I’m laying on the dirty floor of the room, staring up at the cracked ceiling. Nearly all the food is gone, my body is drenched in sweat, and my stomach hurts like I’ve never known before.
I’ve eaten more than I ever have before.
But the feeling is soothing because it’s better to feel the painful ache of the food in my stomach, than to feel the crippling agony threatening to shred my heart to pieces.
My mother abandoned me to raise him.
Jordan.
The man I’m in love with.
I’m truly that worthless.
I struggle to my feet. I’m going to be sick. But I hold it back.
I need the relief of doing this to myself.
Struggling my way to the bathroom, I kneel at the toilet. Fingers pressed together, I push back in my throat, and rid myself of the pain trying to consume me.

***

It’s still here. It didn’t work.
No.
They’ve taken this from me too.
My ability to stop feeling. To stop the pain from taking me over. And now it’s here, and my ribs feel as if they’re going to crack from the absolute agony that’s tearing through me.
No. No. No. No!
I hate him.
I hate her.
I’m glad she’s dead.
Crawling out of the bathroom, I struggle to my feet. My legs feel numb, my head woozy.
I stagger over to the bed. Scouring through the mess of empty bags and wrappers and containers that litter the bed and floor, I find some food. A bag of popcorn and some peanut butter cups.
No! I need more than this.
I check the bed for more food, but nothing.
Ripping open the popcorn, I shove it into my mouth, handfuls at a time, retching as I swallow, but I don’t care, I push through. Then I switch to the peanut butter cups. When they’re gone, I get down on my hands and knees, rummaging through the trash on the floor.

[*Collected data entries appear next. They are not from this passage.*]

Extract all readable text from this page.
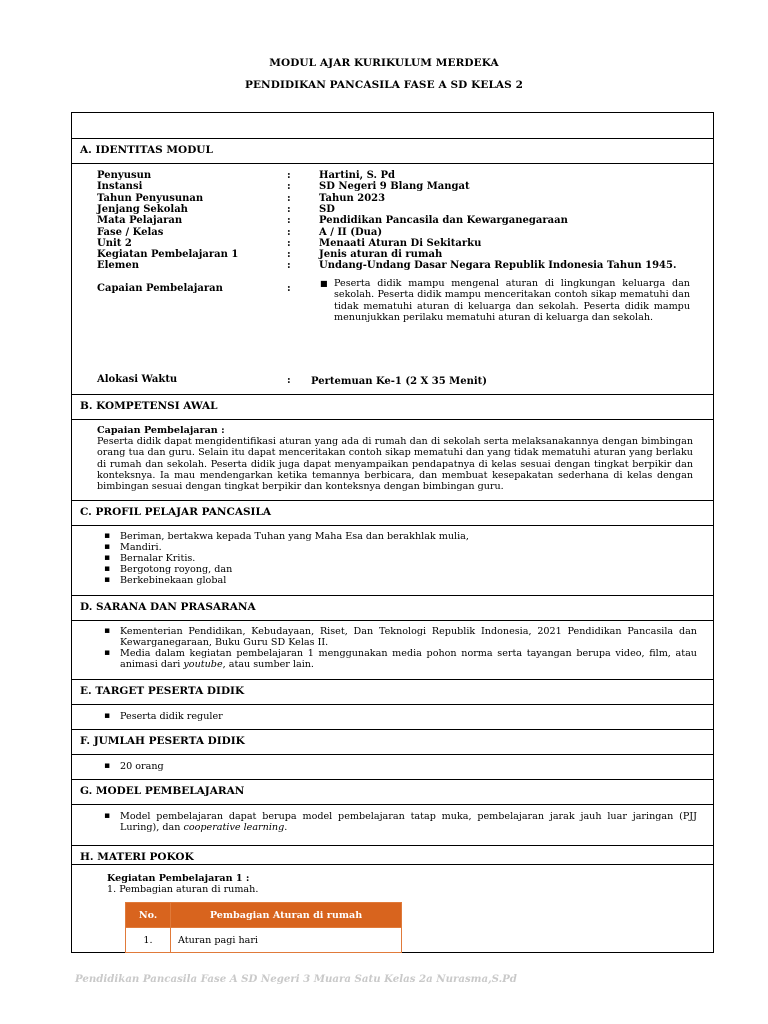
MODUL AJAR KURIKULUM MERDEKA
PENDIDIKAN PANCASILA FASE A SD KELAS 2
A. IDENTITAS MODUL
Penyusun	:	Hartini, S. Pd
Instansi	:	SD Negeri 9 Blang Mangat
Tahun Penyusunan	:	Tahun 2023
Jenjang Sekolah	:	SD
Mata Pelajaran	:	Pendidikan Pancasila dan Kewarganegaraan
Fase / Kelas	:	A / II (Dua)
Unit 2	:	Menaati Aturan Di Sekitarku
Kegiatan Pembelajaran 1	:	Jenis aturan di rumah
Elemen	:	Undang-Undang Dasar Negara Republik Indonesia Tahun 1945.
Capaian Pembelajaran	:	■ Peserta didik mampu mengenal aturan di lingkungan keluarga dan sekolah. Peserta didik mampu menceritakan contoh sikap mematuhi dan tidak mematuhi aturan di keluarga dan sekolah. Peserta didik mampu menunjukkan perilaku mematuhi aturan di keluarga dan sekolah.
Alokasi Waktu	: Pertemuan Ke-1 (2 X 35 Menit)
B. KOMPETENSI AWAL
Capaian Pembelajaran :
Peserta didik dapat mengidentifikasi aturan yang ada di rumah dan di sekolah serta melaksanakannya dengan bimbingan orang tua dan guru. Selain itu dapat menceritakan contoh sikap mematuhi dan yang tidak mematuhi aturan yang berlaku di rumah dan sekolah. Peserta didik juga dapat menyampaikan pendapatnya di kelas sesuai dengan tingkat berpikir dan konteksnya. Ia mau mendengarkan ketika temannya berbicara, dan membuat kesepakatan sederhana di kelas dengan bimbingan sesuai dengan tingkat berpikir dan konteksnya dengan bimbingan guru.
C. PROFIL PELAJAR PANCASILA
▪ Beriman, bertakwa kepada Tuhan yang Maha Esa dan berakhlak mulia,
▪ Mandiri.
▪ Bernalar Kritis.
▪ Bergotong royong, dan
▪ Berkebinekaan global
D. SARANA DAN PRASARANA
▪ Kementerian Pendidikan, Kebudayaan, Riset, Dan Teknologi Republik Indonesia, 2021 Pendidikan Pancasila dan Kewarganegaraan, Buku Guru SD Kelas II.
▪ Media dalam kegiatan pembelajaran 1 menggunakan media pohon norma serta tayangan berupa video, film, atau animasi dari youtube, atau sumber lain.
E. TARGET PESERTA DIDIK
▪ Peserta didik reguler
F. JUMLAH PESERTA DIDIK
▪ 20 orang
G. MODEL PEMBELAJARAN
▪ Model pembelajaran dapat berupa model pembelajaran tatap muka, pembelajaran jarak jauh luar jaringan (PJJ Luring), dan cooperative learning.
H. MATERI POKOK
Kegiatan Pembelajaran 1 :
1. Pembagian aturan di rumah.
No.	Pembagian Aturan di rumah
1.	Aturan pagi hari
Pendidikan Pancasila Fase A SD Negeri 3 Muara Satu Kelas 2a Nurasma,S.Pd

I find a jar of chocolate spread which had rolled under the bed. I crack it open and start scooping it out with my hand, shoveling it in my mouth.
Then the food’s gone, and I’m nowhere near full, but it’ll have to do. I stumble back to the bathroom, stand over the sink, and force the food back up.
Running the water, I try to wash the sick away, but the plug is blocked. There’s chocolate all over my hands and arms. Vomit in the sink. I lift my head and see myself in the mirror above it.
Disgusting.
Food is smeared across my mouth, my face … in my hair. There’s vomit on me.
I’m disgusting.
I don’t hate them – Jordan. Anna.
I hate me.
Anger that I’ve never allowed myself to feel tears through me. I slam my fist into the mirror.
It shatters, small shards falling into the sink.
Blood drips down from my hand landing on the white tiles beneath my feet.
But I don’t feel the pain in my hand, only the pain in my heart.
I close my eyes on the flood.
The self-hate. The disgust. The loss. The helplessness.
The gates open up, and it all comes washing in – fierce, like the force of a tsunami.
I grip the sink, opening my eyes, but I can’t see for the hot, burning tears.
I need to get out of here. I need more … something, anything.
Moving too quickly, shadows dance before my eyes, blinding me, taunting me. I stumble around the bathroom, searching for the doorway.
I’ve overdone it.
I’m going to black-out.
F*ck.
I reach my hand out for support, finding none, and it’s too late, I’m going down … hard.